As Cinco Chagas do Senhor – 7 de fevereiro

Cinco Chagas de Cristo

(Livro de Orações de Waldburg, 1486, fol 11r)
Fonte

As Cinco Chagas do Senhor

O culto das Cinco Chagas do Senhor, isto é, as feridas que Cristo recebeu na cruz e manifestou aos Apóstolos depois da ressurreição, foi uma devoção muito viva entre os portugueses, desde os começos da nacionalidade.

São disso testemunho a literatura religiosa e a onomástica referentes a pessoas e instituições.

Os Lusíadas sintetizam (I, 7) o simbolismo que, tradicionalmente, relaciona as armas da bandeira nacional com as Chagas de Cristo. (1)

Vós, tenro e novo ramo florescente
De uma árvore de Cristo mais amada
Que nenhuma nascida no Ocidente,
Cesárea ou Cristianíssima chamada;
(Vede-o no vosso escudo, que presente
Vos amostra a vitória já passada,
Na qual vos deu por armas, e deixou
As que Ele para Si na Cruz tomou)

(Os Lusíadas, Canto 1, estância 7).


“As Chagas representam a totalidade da Paixão e mais ainda da Ressurreição. Esta festa faz-nos reviver o mistério da Redenção de Cristo a nosso favor.

É para Jesus Cristo que se dirige a nossa adoração, celebrando esta festa, para Ele que nos amou infinitamente e que nos manifestou esse amor através das Suas Chagas, para Quem nos amou até à morte e morte de cruz (cf. Fl 2, 8).

A popularidade desta festa, em Portugal, era tão grande que levou o Papa Bento XIV a instituir esta festa litúrgica para o nosso país, celebrando-se a 7 de Fevereiro, com Ofício e Missa próprios, como ainda hoje acontece.

A contemplação das Chagas do Senhor rendeu especial atenção ao Lado aberto, conduzindo os místicos medievais e posteriores à contemplação do Coração trespassado, a mais viva, profunda e eloquente expressão do Seu amor.
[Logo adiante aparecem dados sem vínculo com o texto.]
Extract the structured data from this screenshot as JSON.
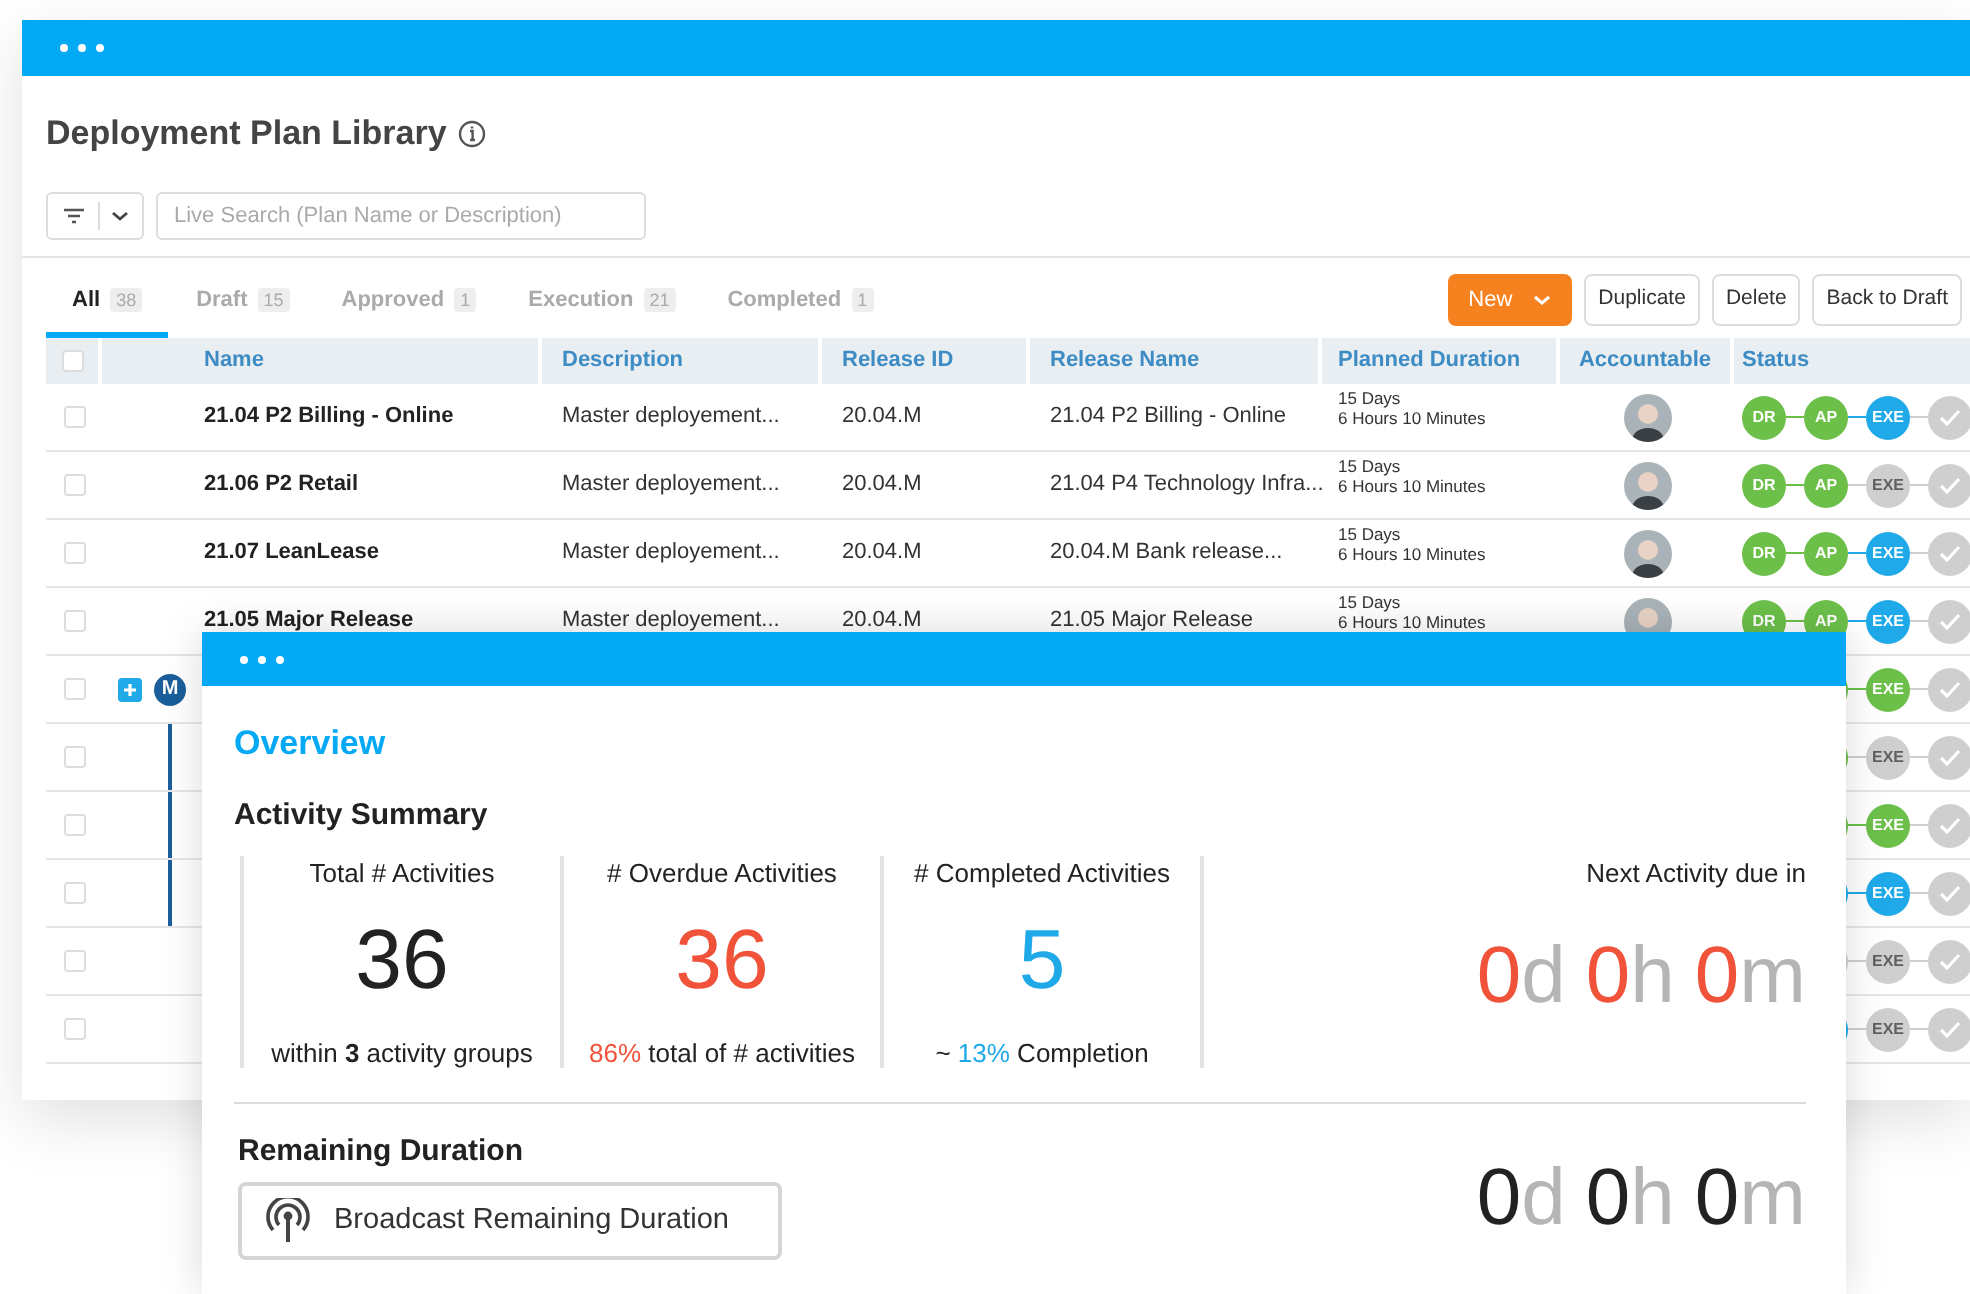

Essa contemplação move-nos espontaneamente à correspondência, isto é, “amor com amor se paga”.

O povo português, na sua forma mais simples de religiosidade, sempre esteve ligado a Maria, a Mãe intercessora, e por isso, com Ela elevam-se as vozes dos crentes, daqueles que na sua humildade reverenciam as Chagas do Senhor, as marcas visíveis do amor incondicional do Pai e da obediência extrema do Filho, que doou a Sua vida para a salvação de todos.
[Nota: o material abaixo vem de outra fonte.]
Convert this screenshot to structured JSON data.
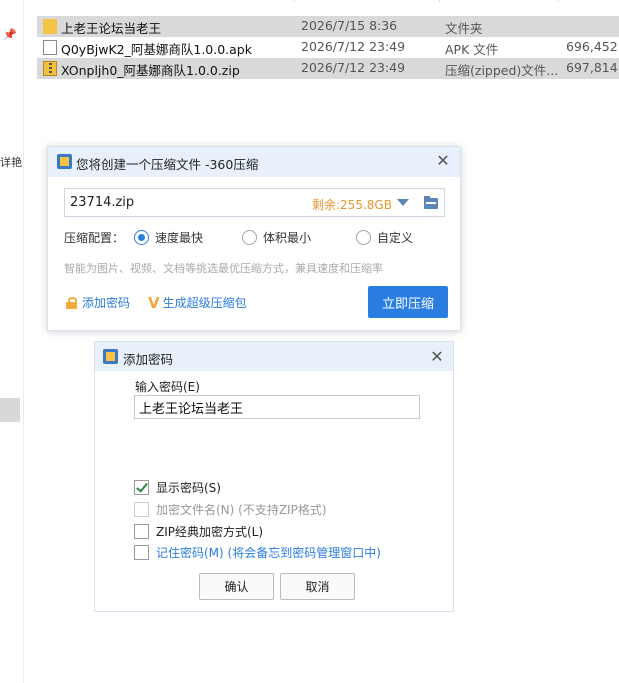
{
  "explorer": {
    "sidebar_text": "详艳",
    "files": [
      {
        "name": "上老王论坛当老王",
        "date": "2026/7/15 8:36",
        "type": "文件夹",
        "size": "",
        "icon": "folder-icon"
      },
      {
        "name": "Q0yBjwK2_阿基娜商队1.0.0.apk",
        "date": "2026/7/12 23:49",
        "type": "APK 文件",
        "size": "696,452",
        "icon": "apk-file-icon"
      },
      {
        "name": "XOnpljh0_阿基娜商队1.0.0.zip",
        "date": "2026/7/12 23:49",
        "type": "压缩(zipped)文件...",
        "size": "697,814",
        "icon": "zip-file-icon"
      }
    ]
  },
  "compress_dialog": {
    "title": "您将创建一个压缩文件 -360压缩",
    "path_value": "23714.zip",
    "free_space": "剩余:255.8GB",
    "config_label": "压缩配置：",
    "options": [
      {
        "label": "速度最快",
        "selected": true
      },
      {
        "label": "体积最小",
        "selected": false
      },
      {
        "label": "自定义",
        "selected": false
      }
    ],
    "hint": "智能为图片、视频、文档等挑选最优压缩方式，兼具速度和压缩率",
    "add_password_link": "添加密码",
    "sfx_link": "生成超级压缩包",
    "compress_button": "立即压缩",
    "accent_color": "#2a7de1"
  },
  "password_dialog": {
    "title": "添加密码",
    "input_label": "输入密码(E)",
    "password_value": "上老王论坛当老王",
    "checkboxes": [
      {
        "label": "显示密码(S)",
        "checked": true
      },
      {
        "label": "加密文件名(N) (不支持ZIP格式)",
        "checked": false
      },
      {
        "label": "ZIP经典加密方式(L)",
        "checked": false
      },
      {
        "label": "记住密码(M) (将会备忘到密码管理窗口中)",
        "checked": false
      }
    ],
    "ok_button": "确认",
    "cancel_button": "取消"
  }
}
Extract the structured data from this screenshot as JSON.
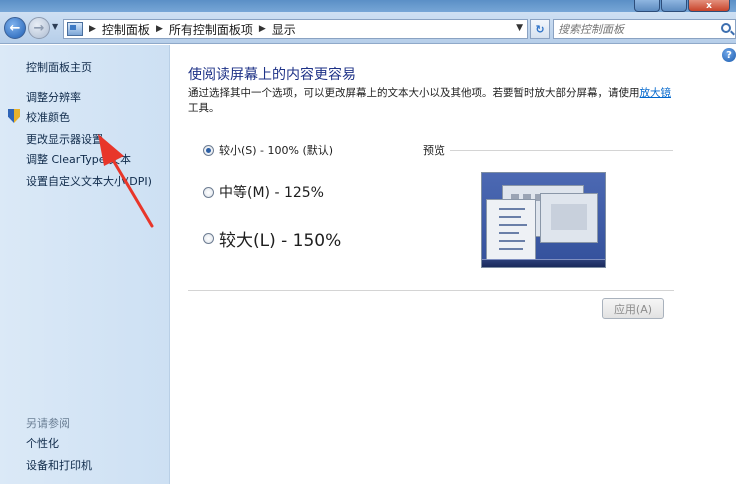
{
  "nav": {
    "breadcrumbs": [
      "控制面板",
      "所有控制面板项",
      "显示"
    ],
    "search_placeholder": "搜索控制面板"
  },
  "window_controls": {
    "close_glyph": "x"
  },
  "sidebar": {
    "home": "控制面板主页",
    "links": [
      "调整分辨率",
      "校准颜色",
      "更改显示器设置",
      "调整 ClearType 文本",
      "设置自定义文本大小(DPI)"
    ],
    "see_also": "另请参阅",
    "see_also_links": [
      "个性化",
      "设备和打印机"
    ]
  },
  "main": {
    "title": "使阅读屏幕上的内容更容易",
    "description": "通过选择其中一个选项，可以更改屏幕上的文本大小以及其他项。若要暂时放大部分屏幕，请使用",
    "magnifier_link": "放大镜",
    "description_tail": "工具。",
    "options": [
      {
        "label": "较小(S) - 100% (默认)",
        "checked": true
      },
      {
        "label": "中等(M) - 125%",
        "checked": false
      },
      {
        "label": "较大(L) - 150%",
        "checked": false
      }
    ],
    "preview_label": "预览",
    "apply_label": "应用(A)"
  },
  "colors": {
    "title_blue": "#1e3287",
    "link_blue": "#0066cc",
    "annotation_red": "#e8362a",
    "sidebar_bg": "#d4e5f6"
  }
}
Virgem das Dores, cujas lágrimas ungiram as Santíssimas Chagas do Salvador, lavai com as Vossas lágrimas, unidas ao Sangue Precioso de Vosso Filho, os pecados de Portugal!
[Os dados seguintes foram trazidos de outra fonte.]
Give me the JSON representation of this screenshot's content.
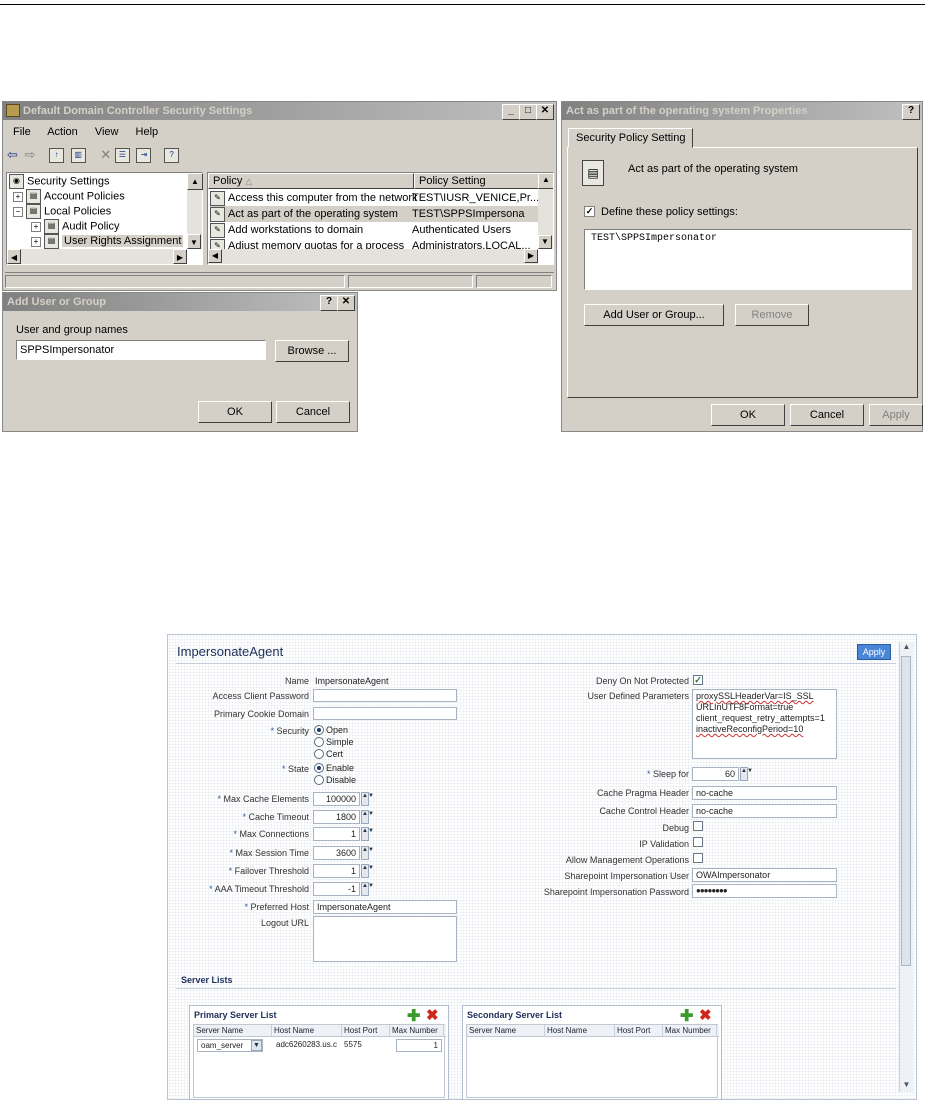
{
  "ddcs": {
    "title": "Default Domain Controller Security Settings",
    "menu": [
      "File",
      "Action",
      "View",
      "Help"
    ],
    "tree": [
      {
        "label": "Security Settings"
      },
      {
        "label": "Account Policies"
      },
      {
        "label": "Local Policies"
      },
      {
        "label": "Audit Policy"
      },
      {
        "label": "User Rights Assignment"
      }
    ],
    "list_headers": [
      "Policy",
      "Policy Setting"
    ],
    "rows": [
      {
        "policy": "Access this computer from the network",
        "setting": "TEST\\IUSR_VENICE,Pr..."
      },
      {
        "policy": "Act as part of the operating system",
        "setting": "TEST\\SPPSImpersona"
      },
      {
        "policy": "Add workstations to domain",
        "setting": "Authenticated Users"
      },
      {
        "policy": "Adjust memory quotas for a process",
        "setting": "Administrators,LOCAL..."
      }
    ]
  },
  "add_user": {
    "title": "Add User or Group",
    "field_label": "User and group names",
    "value": "SPPSImpersonator",
    "browse": "Browse ...",
    "ok": "OK",
    "cancel": "Cancel"
  },
  "props": {
    "title": "Act as part of the operating system Properties",
    "tab": "Security Policy Setting",
    "policy_name": "Act as part of the operating system",
    "define_label": "Define these policy settings:",
    "entry": "TEST\\SPPSImpersonator",
    "add_btn": "Add User or Group...",
    "remove_btn": "Remove",
    "ok": "OK",
    "cancel": "Cancel",
    "apply": "Apply"
  },
  "agent": {
    "title": "ImpersonateAgent",
    "apply": "Apply",
    "left": {
      "name_label": "Name",
      "name_value": "ImpersonateAgent",
      "acp_label": "Access Client Password",
      "pcd_label": "Primary Cookie Domain",
      "security_label": "Security",
      "security_options": [
        "Open",
        "Simple",
        "Cert"
      ],
      "state_label": "State",
      "state_options": [
        "Enable",
        "Disable"
      ],
      "mce_label": "Max Cache Elements",
      "mce_value": "100000",
      "ct_label": "Cache Timeout",
      "ct_value": "1800",
      "mc_label": "Max Connections",
      "mc_value": "1",
      "mst_label": "Max Session Time",
      "mst_value": "3600",
      "ft_label": "Failover Threshold",
      "ft_value": "1",
      "aaa_label": "AAA Timeout Threshold",
      "aaa_value": "-1",
      "ph_label": "Preferred Host",
      "ph_value": "ImpersonateAgent",
      "logout_label": "Logout URL"
    },
    "right": {
      "dnp_label": "Deny On Not Protected",
      "udp_label": "User Defined Parameters",
      "udp_lines": [
        "proxySSLHeaderVar=IS_SSL",
        "URLInUTF8Format=true",
        "client_request_retry_attempts=1",
        "inactiveReconfigPeriod=10"
      ],
      "sleep_label": "Sleep for",
      "sleep_value": "60",
      "cph_label": "Cache Pragma Header",
      "cph_value": "no-cache",
      "cch_label": "Cache Control Header",
      "cch_value": "no-cache",
      "debug_label": "Debug",
      "ipv_label": "IP Validation",
      "amo_label": "Allow Management Operations",
      "siu_label": "Sharepoint Impersonation User",
      "siu_value": "OWAImpersonator",
      "sip_label": "Sharepoint Impersonation Password",
      "sip_value": "●●●●●●●●"
    },
    "server_lists": "Server Lists",
    "primary": {
      "title": "Primary Server List",
      "headers": [
        "Server Name",
        "Host Name",
        "Host Port",
        "Max Number"
      ],
      "row": {
        "server": "oam_server",
        "host": "adc6260283.us.c",
        "port": "5575",
        "max": "1"
      }
    },
    "secondary": {
      "title": "Secondary Server List",
      "headers": [
        "Server Name",
        "Host Name",
        "Host Port",
        "Max Number"
      ]
    }
  }
}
Pelas Vossas Santas Chagas, perdoai-nos, Senhor!” (2)



Cristo manifesta-Se com as suas chagas após a ressurreição

Se é pueril acreditar ao acaso e sem motivo, também é muito insensato querer examinar e inquirir tudo demasiadamente. E esta foi a sem-razão de Tomé.

Perante a afirmação dos Apóstolos: Vimos o Senhor, recusa-se a acreditar: não porque descresse deles, mas porque julgava impossível o que afirmavam, isto é, a ressurreição de entre os mortos.

Não disse: «Duvido do vosso testemunho», mas: Se não meter a minha mão no seu lado, não acreditarei.

Jesus aparece segunda vez e não espera que Tomé O interrogue, ou Lhe fale como aos discípulos.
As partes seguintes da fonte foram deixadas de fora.